One Indigenous Rapper Is Breaking a World Record for So Much More Than Bragging Rights

Impact

MC RedCloud is setting a world record.

On Nov. 29, the Los Angeles-based hip-hop artist will take the stage at the Airliner performance venue in Lincoln Heights and improvise more than 17 hours of freestyle rhymes — the most in recorded history.

But there's a twist. In the 17th hour, RedCloud, who is a descendant of Mexico's Huichol people, will pay tribute to each of Canada's 1,200 missing or murdered indigenous women by name. It's a powerful statement about one of the unrecognized tragedies of the modern era.

Since the mid-1980s, more than 1,200 First Nations women have gone missing or been killed in Canada. The Globe and Mail reports this happens at a rate three to four times greater than that of the general population (indigenous women represent 4% of Canadians but 12% and 16% of missing and slain women, respectively).

Various risk factors are involved, including disproportionate rates of poverty, domestic violence and substance abuse, and a history of land theft and killing that persists in the form of socioeconomic devastation today.

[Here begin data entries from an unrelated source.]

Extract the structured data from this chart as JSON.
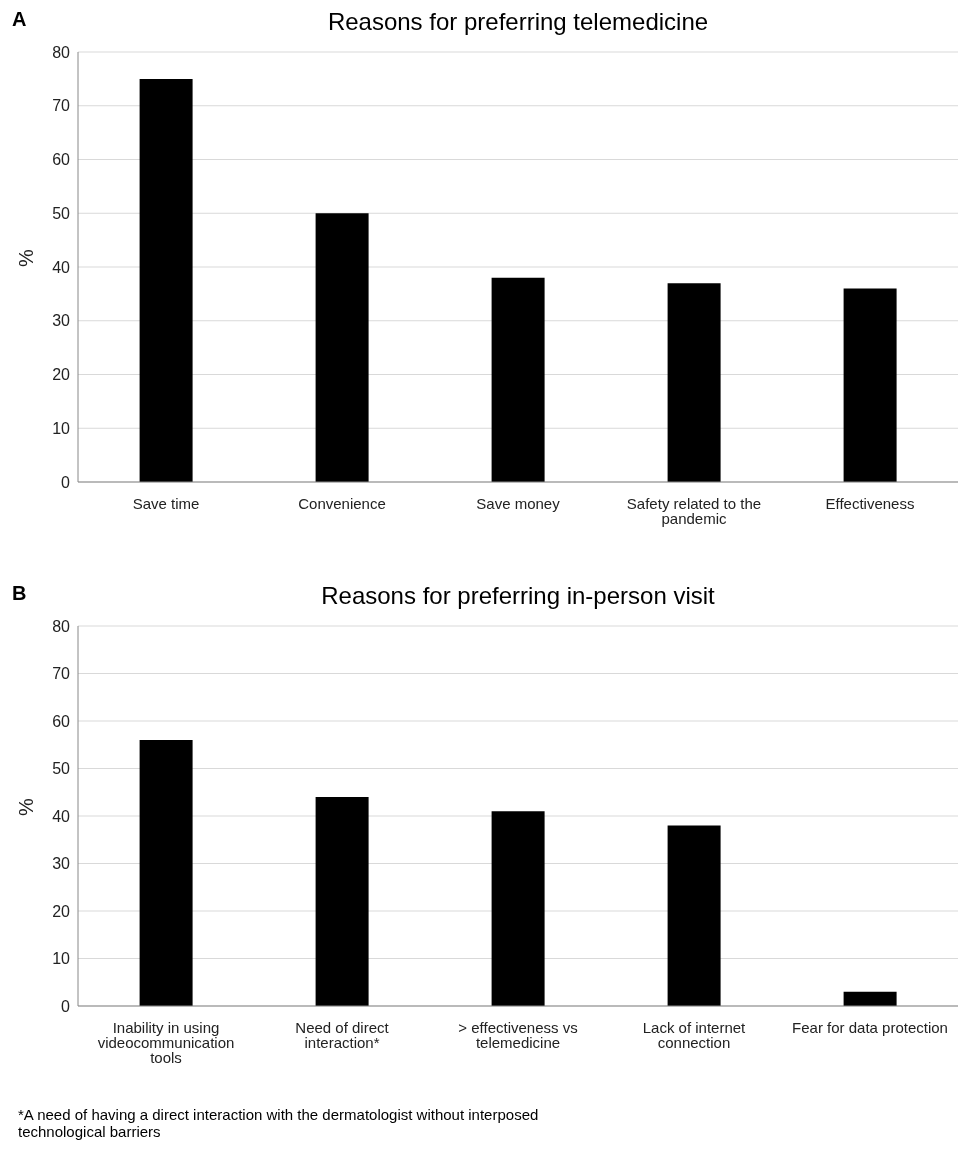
{
  "chart_data": [
    {
      "type": "bar",
      "title": "Reasons for preferring telemedicine",
      "ylabel": "%",
      "annotations": [
        "A"
      ],
      "categories": [
        "Save time",
        "Convenience",
        "Save money",
        "Safety related to the pandemic",
        "Effectiveness"
      ],
      "values": [
        75,
        50,
        38,
        37,
        36
      ],
      "color": "#000000",
      "ylim": [
        0,
        80
      ],
      "yticks": [
        0,
        10,
        20,
        30,
        40,
        50,
        60,
        70,
        80
      ],
      "grid": "y"
    },
    {
      "type": "bar",
      "title": "Reasons for preferring in-person visit",
      "ylabel": "%",
      "annotations": [
        "B",
        "*A need of having a direct interaction with the dermatologist without interposed technological barriers"
      ],
      "categories": [
        "Inability in using videocommunication tools",
        "Need of direct interaction*",
        "> effectiveness vs telemedicine",
        "Lack of internet connection",
        "Fear for data protection"
      ],
      "values": [
        56,
        44,
        41,
        38,
        3
      ],
      "color": "#000000",
      "ylim": [
        0,
        80
      ],
      "yticks": [
        0,
        10,
        20,
        30,
        40,
        50,
        60,
        70,
        80
      ],
      "grid": "y"
    }
  ]
}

"I've always wanted to break the record, but do it for something bigger than myself," RedCloud told Mic. "This issue is so deep in Indian Country. If I can freestyle about [these women] and get media involved, it could get the whole thing amplified."

The show will double as a fundraiser, too. Under the banner of Indigenous Angels — a quarterly L.A. performance series where indigenous artists and musicians assemble to draw attention to Native issues — proceeds will be raised to benefit the Stolen Sisters Awareness Movement, an Edmonton, Alberta-based organization dedicated to increasing awareness about the missing and murdered women.

RedCloud adds that Stolen Sisters is not only providing him with the women's names, it's also sponsoring key work in Canada, like dragging the bottoms of rivers for bodies — a task he says law enforcement gives up on too quickly.

"[The organization] also helps get the legal backing to reopen cases that have gone cold," he said.

But why is it taking place in Los Angeles? Two reasons: One, L.A. boasts the second-largest urban Native American population in the U.S. (after New York City), and RedCloud's social justice work relies on a broad network of like-minded supporters.

Yet perhaps more importantly, expressing solidarity across international boundaries is its own form of rebellion, a rebuke of the white colonial borders imposed on Native peoples since Europeans first invaded.

Tri Vo/Mic

"We're keeping it borderless," RedCloud said. "We don't honor any of them. If we can walk there, we should be able to be there ... I don't see [people as] Mexican or Canadian or Salvadoran — I see Anishinaabe, I see Zapotec ... It's a movement of solidarity with all indigenous peoples."

RedCloud's performance comes at an especially fraught time for relations between indigenous people and their national governments. Canadian Prime Minister Stephen Harper recently provoked ire when he insisted on addressing the missing and slain women as a "crime" issue rather than a sociological phenomenon; in other words, ignoring that this problem specifically affects indigenous women.

"We have different goals than these governments," RedCloud says. "They want wealth and power. Our priority is our land, taking care of our people. So it's hard to be on the same page as the government, and I don't trust them."

Meanwhile, indigenous women continue to disappear and lose their lives. Hopefully RedCloud's efforts provide a valuable step toward more lasting solutions.